The Arabist

The Arabist

By Issandr El Amrani and friends.

So long Safire

In this dark, tenebrous world, a little piece of good news: the New York Times' leading conservative editorialist, William Safire, is retiring. Over the past few years there has been nothing as consistently infuriating as a Safire column. There are many reasons for this -- his dogged pursuit of a mythical Iraq-Al Qaeda meeting in Iraq, which he continued to refer to even after President Bush and the CIA denied it, or his insinuations against the UN in the oil-for-food scandal we admittedly still know too little about, or his professed love of the Kurdish people for no other reason, apparently, that they are against Arabs. True, he did not always support the conservative orthodoxy, and took progressive stands on stem cell research, privacy rights and media consolidation. It's said his Sunday column, On Language, was learned and well-written, but I didn't read it often enough to tell. He'll be continuing that one every Sunday anyway.

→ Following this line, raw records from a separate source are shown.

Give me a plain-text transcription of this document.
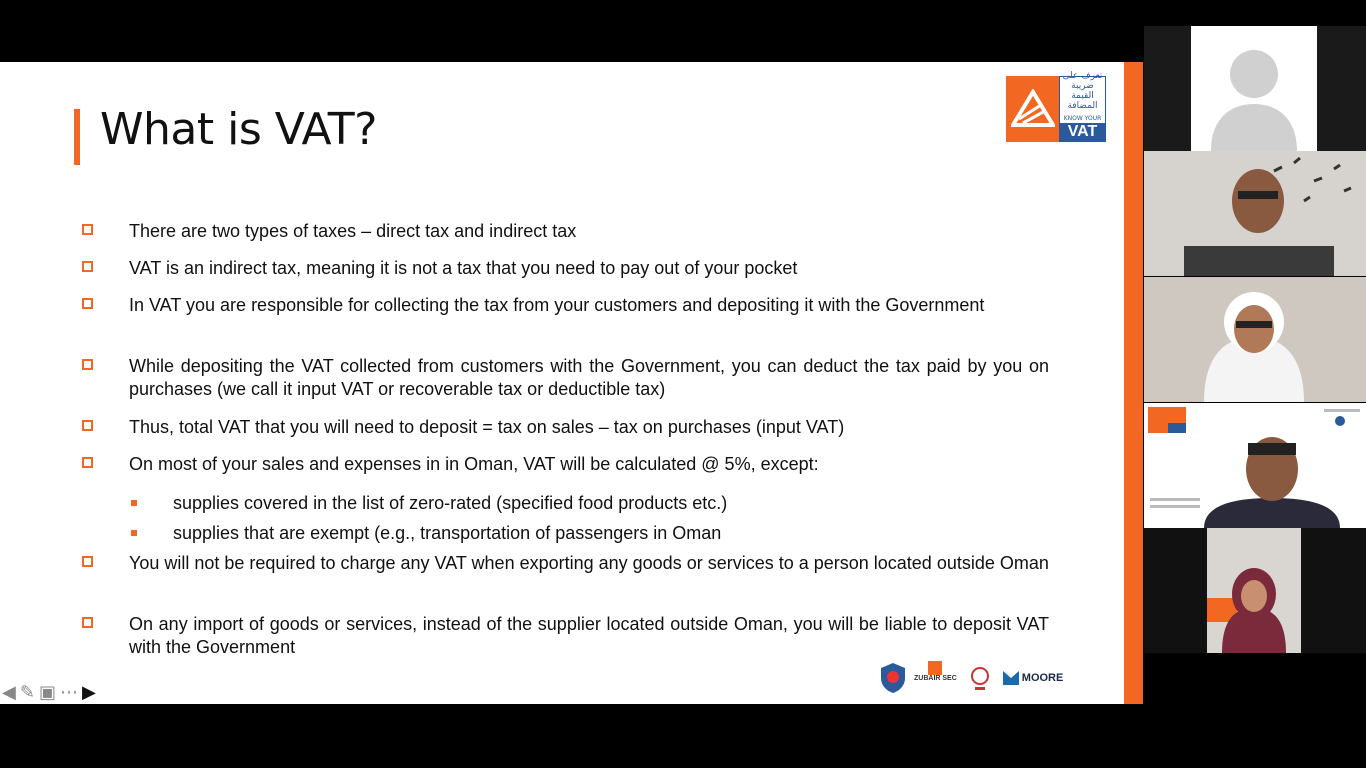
What is VAT?
تعرف على ضريبة القيمة المضافة
KNOW YOUR
VAT
There are two types of taxes – direct tax and indirect tax
VAT is an indirect tax, meaning it is not a tax that you need to pay out of your pocket
In VAT you are responsible for collecting the tax from your customers and depositing it with the Government
While depositing the VAT collected from customers with the Government, you can deduct the tax paid by you on purchases (we call it input VAT or recoverable tax or deductible tax)
Thus, total VAT that you will need to deposit = tax on sales – tax on purchases (input VAT)
On most of your sales and expenses in in Oman, VAT will be calculated @ 5%, except:
supplies covered in the list of zero-rated (specified food products etc.)
supplies that are exempt (e.g., transportation of passengers in Oman
You will not be required to charge any VAT when exporting any goods or services to a person located outside Oman
On any import of goods or services, instead of the supplier located outside Oman, you will be liable to deposit VAT with the Government
ZUBAIR SEC	MOORE
◀ ✎ ▣ ⋯ ▶
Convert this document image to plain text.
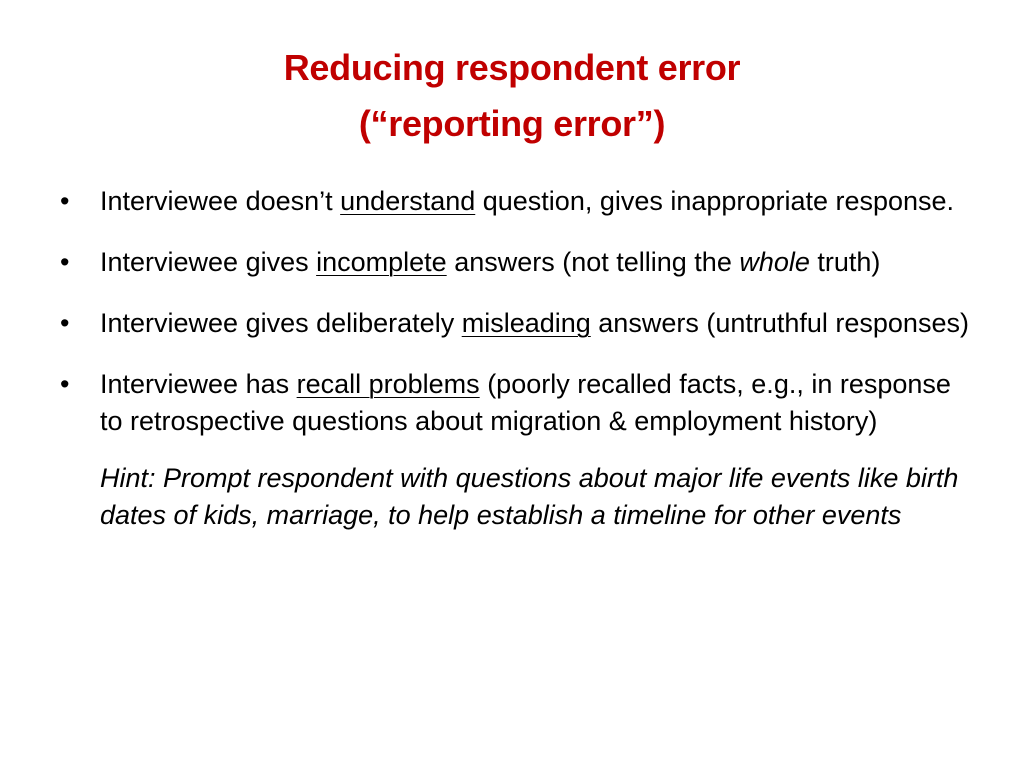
Reducing respondent error
(“reporting error”)
•	Interviewee doesn’t understand question, gives inappropriate response.
•	Interviewee gives incomplete answers (not telling the whole truth)
•	Interviewee gives deliberately misleading answers (untruthful responses)
•	Interviewee has recall problems (poorly recalled facts, e.g., in response to retrospective questions about migration & employment history)
Hint: Prompt respondent with questions about major life events like birth dates of kids, marriage, to help establish a timeline for other events
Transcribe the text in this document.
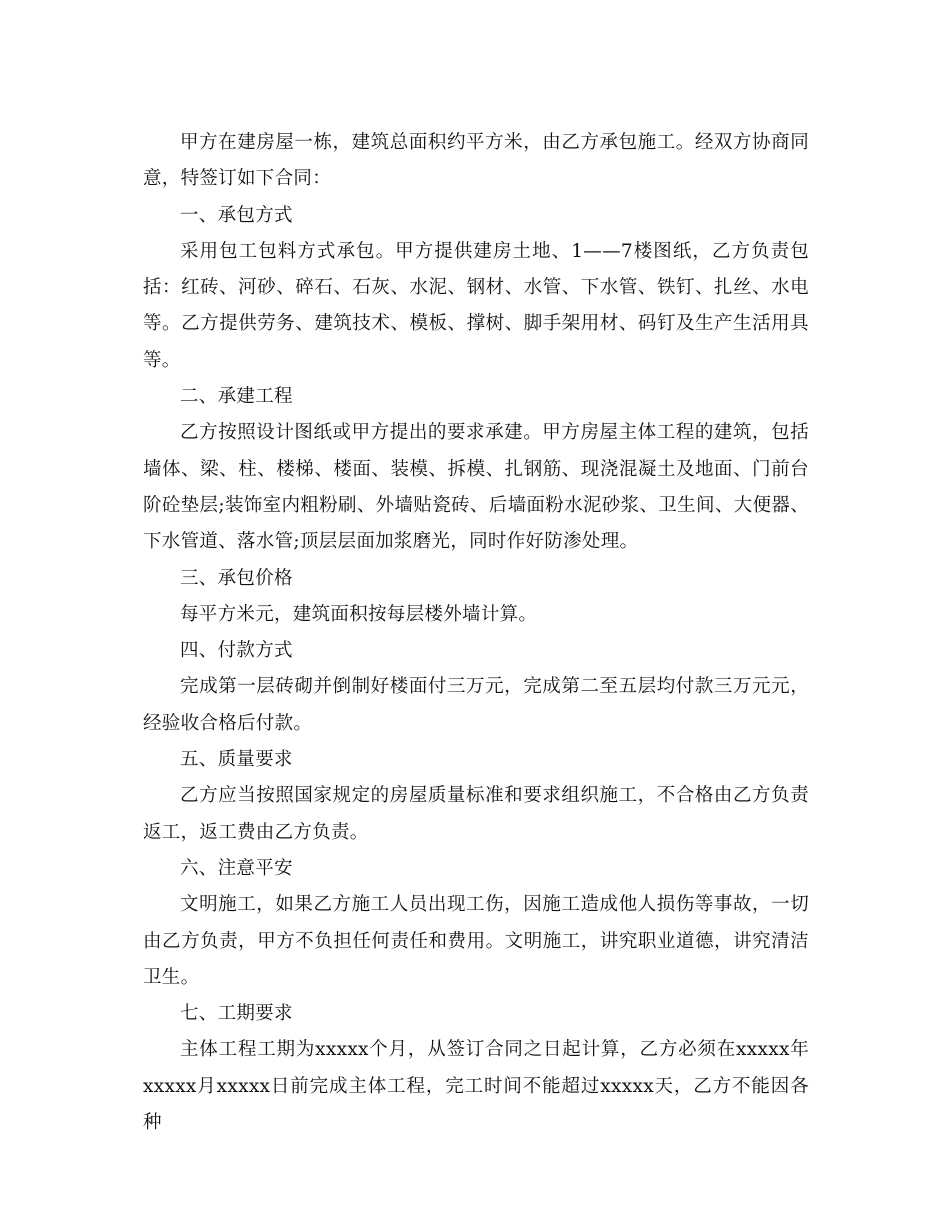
甲方在建房屋一栋，建筑总面积约平方米，由乙方承包施工。经双方协商同意，特签订如下合同：

一、承包方式

采用包工包料方式承包。甲方提供建房土地、1——7楼图纸，乙方负责包括：红砖、河砂、碎石、石灰、水泥、钢材、水管、下水管、铁钉、扎丝、水电等。乙方提供劳务、建筑技术、模板、撑树、脚手架用材、码钉及生产生活用具等。

二、承建工程

乙方按照设计图纸或甲方提出的要求承建。甲方房屋主体工程的建筑，包括墙体、梁、柱、楼梯、楼面、装模、拆模、扎钢筋、现浇混凝土及地面、门前台阶砼垫层;装饰室内粗粉刷、外墙贴瓷砖、后墙面粉水泥砂浆、卫生间、大便器、下水管道、落水管;顶层层面加浆磨光，同时作好防渗处理。

三、承包价格

每平方米元，建筑面积按每层楼外墙计算。

四、付款方式

完成第一层砖砌并倒制好楼面付三万元，完成第二至五层均付款三万元元，经验收合格后付款。

五、质量要求

乙方应当按照国家规定的房屋质量标准和要求组织施工，不合格由乙方负责返工，返工费由乙方负责。

六、注意平安

文明施工，如果乙方施工人员出现工伤，因施工造成他人损伤等事故，一切由乙方负责，甲方不负担任何责任和费用。文明施工，讲究职业道德，讲究清洁卫生。

七、工期要求

主体工程工期为xxxxx个月，从签订合同之日起计算，乙方必须在xxxxx年xxxxx月xxxxx日前完成主体工程，完工时间不能超过xxxxx天，乙方不能因各种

But what I'll remember him most for was his shocking hatred of Palestinians (who unlike the Kurds did not have a national cause worth worrying about, apparently) and tendency to write press releases straight from the office of the Prime Minister of Israel. Perhaps his old habits -- he ran his own PR companies in the 60s before he joined the Nixon administration as spinmeister -- die hard. Two particularly grating examples of Safire hackery are below:

A Chat With Sharon, October 21, 2002


He's an unabashed admirer of this President Bush. "Thank
God, at this historic moment, the U.S. is leading the free
world toward liberation from fear of terror."


And his unwavering confidence under sustained pressure
makes me an unabashed Arik Sharon admirer. "We go back many
years," he says. "Call me more often." I may just do that.


His schoolgirl crush on Ariel Sharon -- surely one of the most grotesque and unsavory politicians in a region which has its shares of assholes -- made me want to throw up at the time. This was a regular Safire shtick -- phone calls to his old pal Arik -- that befits Pravda or Tishreen (the appalling Syrian daily) more than the New York Times.

But there's worse to come:

Sharon, Trusting Bush, May 26, 2003 (no link available)


Especially sticky is the claim of refugees to land fled from a half-century ago, which Arabs call a "right of return." Palestinians want to kick hundreds of thousands of Jewish "settlers" out of a future Palestine while inserting an even greater number of Muslims into Israel. Jews find that a deal-breaker.


So-called "settlers," is it? Safire takes the single issue that has done the most to propagate the Israeli-Palestinian conflict and tries to spin it into a Palestinian myth.

William Safire is a morally bankrupt hack when it comes to the Middle East. Good riddance.